Wpis z mikrobloga

Nierealne to wszystko się wydaje co ostatnio się dzieje w moim życiu. Ojciec i matka stracili robotę oboje na krótko przed emeryturą (ojciec 2, matka 3), odwołali się do sądu, ale dostali śmiesznie niskie odszkodowania i dodatkowo sąd nie nakazał ich ponownie zatrudnić. Ostatnio u mnie zdiagnozowali zakrzepicę w młodym wieku (jestem przed 30), a teraz jeszcze u ojca podejrzewają nowotwór, chociaż on nie ma żadnych objaów ale wynik TK i rezonansu jest dość jednoznaczny. I to wszystko w ciągu roku () #rak #przegryw #praca #pracbaza
  • 5
@BrakWolnegoLoginu U mnie u Ojca był rak jelita grubego i na razie skubany wygrał z nim. Po operacji, bez przerzutów a nawet bez stomii. A rak luźno wykryty. Tak że bez paniki tylko musicie szybko działać.
A nie wystarczy rodzicom się zatrudnić byle gdzie żeby do emerytury dociągnąć?
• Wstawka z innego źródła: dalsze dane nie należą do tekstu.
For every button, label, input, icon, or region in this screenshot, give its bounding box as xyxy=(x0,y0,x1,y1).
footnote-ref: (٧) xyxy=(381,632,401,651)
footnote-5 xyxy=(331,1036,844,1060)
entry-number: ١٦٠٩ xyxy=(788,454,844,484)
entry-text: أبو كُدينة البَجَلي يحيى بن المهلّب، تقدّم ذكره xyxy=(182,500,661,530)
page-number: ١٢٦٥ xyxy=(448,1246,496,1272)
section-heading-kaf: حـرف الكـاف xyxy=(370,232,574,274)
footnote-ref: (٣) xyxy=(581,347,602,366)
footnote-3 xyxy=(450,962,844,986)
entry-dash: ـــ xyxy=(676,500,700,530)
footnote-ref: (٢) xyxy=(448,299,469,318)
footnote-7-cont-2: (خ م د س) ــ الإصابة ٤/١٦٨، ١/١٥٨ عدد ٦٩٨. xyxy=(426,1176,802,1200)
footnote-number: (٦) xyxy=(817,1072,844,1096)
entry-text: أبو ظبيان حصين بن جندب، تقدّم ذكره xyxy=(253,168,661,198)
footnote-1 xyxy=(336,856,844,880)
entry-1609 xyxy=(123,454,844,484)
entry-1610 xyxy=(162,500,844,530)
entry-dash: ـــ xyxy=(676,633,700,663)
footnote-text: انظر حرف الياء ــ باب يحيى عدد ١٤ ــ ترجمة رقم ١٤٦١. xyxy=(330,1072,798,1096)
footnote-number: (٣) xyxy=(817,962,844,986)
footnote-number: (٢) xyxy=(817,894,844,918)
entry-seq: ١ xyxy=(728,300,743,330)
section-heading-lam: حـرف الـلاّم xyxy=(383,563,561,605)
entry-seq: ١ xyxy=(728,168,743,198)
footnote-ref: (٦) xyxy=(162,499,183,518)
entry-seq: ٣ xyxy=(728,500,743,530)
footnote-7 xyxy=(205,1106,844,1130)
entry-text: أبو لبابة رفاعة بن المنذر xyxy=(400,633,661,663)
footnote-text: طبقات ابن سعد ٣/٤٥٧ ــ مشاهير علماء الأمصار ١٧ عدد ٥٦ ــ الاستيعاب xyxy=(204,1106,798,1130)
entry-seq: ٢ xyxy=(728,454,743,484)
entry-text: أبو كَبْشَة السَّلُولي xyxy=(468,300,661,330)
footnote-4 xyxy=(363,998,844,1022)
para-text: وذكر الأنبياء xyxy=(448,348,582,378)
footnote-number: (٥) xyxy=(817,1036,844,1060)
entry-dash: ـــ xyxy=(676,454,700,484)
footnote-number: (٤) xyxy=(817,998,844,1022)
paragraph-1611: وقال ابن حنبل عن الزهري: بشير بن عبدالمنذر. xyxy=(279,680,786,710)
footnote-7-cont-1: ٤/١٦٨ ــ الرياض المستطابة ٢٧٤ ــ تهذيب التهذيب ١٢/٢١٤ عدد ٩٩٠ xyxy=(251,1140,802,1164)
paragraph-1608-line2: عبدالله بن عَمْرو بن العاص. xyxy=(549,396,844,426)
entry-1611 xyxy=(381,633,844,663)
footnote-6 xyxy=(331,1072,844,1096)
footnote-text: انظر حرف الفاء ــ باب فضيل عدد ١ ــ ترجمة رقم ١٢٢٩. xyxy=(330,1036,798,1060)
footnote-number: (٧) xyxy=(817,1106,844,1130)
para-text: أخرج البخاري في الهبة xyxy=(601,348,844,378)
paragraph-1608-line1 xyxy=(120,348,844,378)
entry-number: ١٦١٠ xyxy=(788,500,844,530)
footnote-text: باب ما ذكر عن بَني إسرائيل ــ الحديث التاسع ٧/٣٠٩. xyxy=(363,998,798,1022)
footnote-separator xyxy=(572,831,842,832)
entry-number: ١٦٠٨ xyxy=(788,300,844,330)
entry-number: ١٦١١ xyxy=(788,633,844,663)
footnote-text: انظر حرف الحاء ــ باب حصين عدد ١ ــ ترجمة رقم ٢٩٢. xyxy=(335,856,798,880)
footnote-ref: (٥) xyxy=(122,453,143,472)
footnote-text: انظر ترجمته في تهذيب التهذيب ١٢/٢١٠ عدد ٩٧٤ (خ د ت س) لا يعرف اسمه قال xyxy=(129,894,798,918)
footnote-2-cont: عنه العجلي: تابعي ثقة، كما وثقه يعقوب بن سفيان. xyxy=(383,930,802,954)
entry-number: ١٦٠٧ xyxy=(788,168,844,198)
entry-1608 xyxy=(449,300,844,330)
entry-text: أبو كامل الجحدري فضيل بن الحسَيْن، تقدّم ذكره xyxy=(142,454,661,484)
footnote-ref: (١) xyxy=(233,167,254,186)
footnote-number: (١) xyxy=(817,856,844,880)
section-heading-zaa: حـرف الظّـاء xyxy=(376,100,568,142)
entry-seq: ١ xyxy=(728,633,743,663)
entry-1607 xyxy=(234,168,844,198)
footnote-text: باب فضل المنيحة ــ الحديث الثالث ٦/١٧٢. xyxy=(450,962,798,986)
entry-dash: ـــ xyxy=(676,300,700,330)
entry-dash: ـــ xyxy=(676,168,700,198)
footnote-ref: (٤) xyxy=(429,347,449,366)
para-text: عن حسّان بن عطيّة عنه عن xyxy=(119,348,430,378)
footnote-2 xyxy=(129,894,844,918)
@Korax: problem w tym, ze z praca jest problem, ale przeprowadzilem sie do nich zeby finansowo im ponoc, wiec to nie jest jakas wielka tragedia. Mozliwe ze u ojca choroba szybko wykryta, bo TK z 2022 roku pokazywala zamiany ktorych lekarz radzil nie wycinac, tylko skontrolowac w ciagu 2-3 lat i teraz wyniki wyszly zdecydowanie gorsze.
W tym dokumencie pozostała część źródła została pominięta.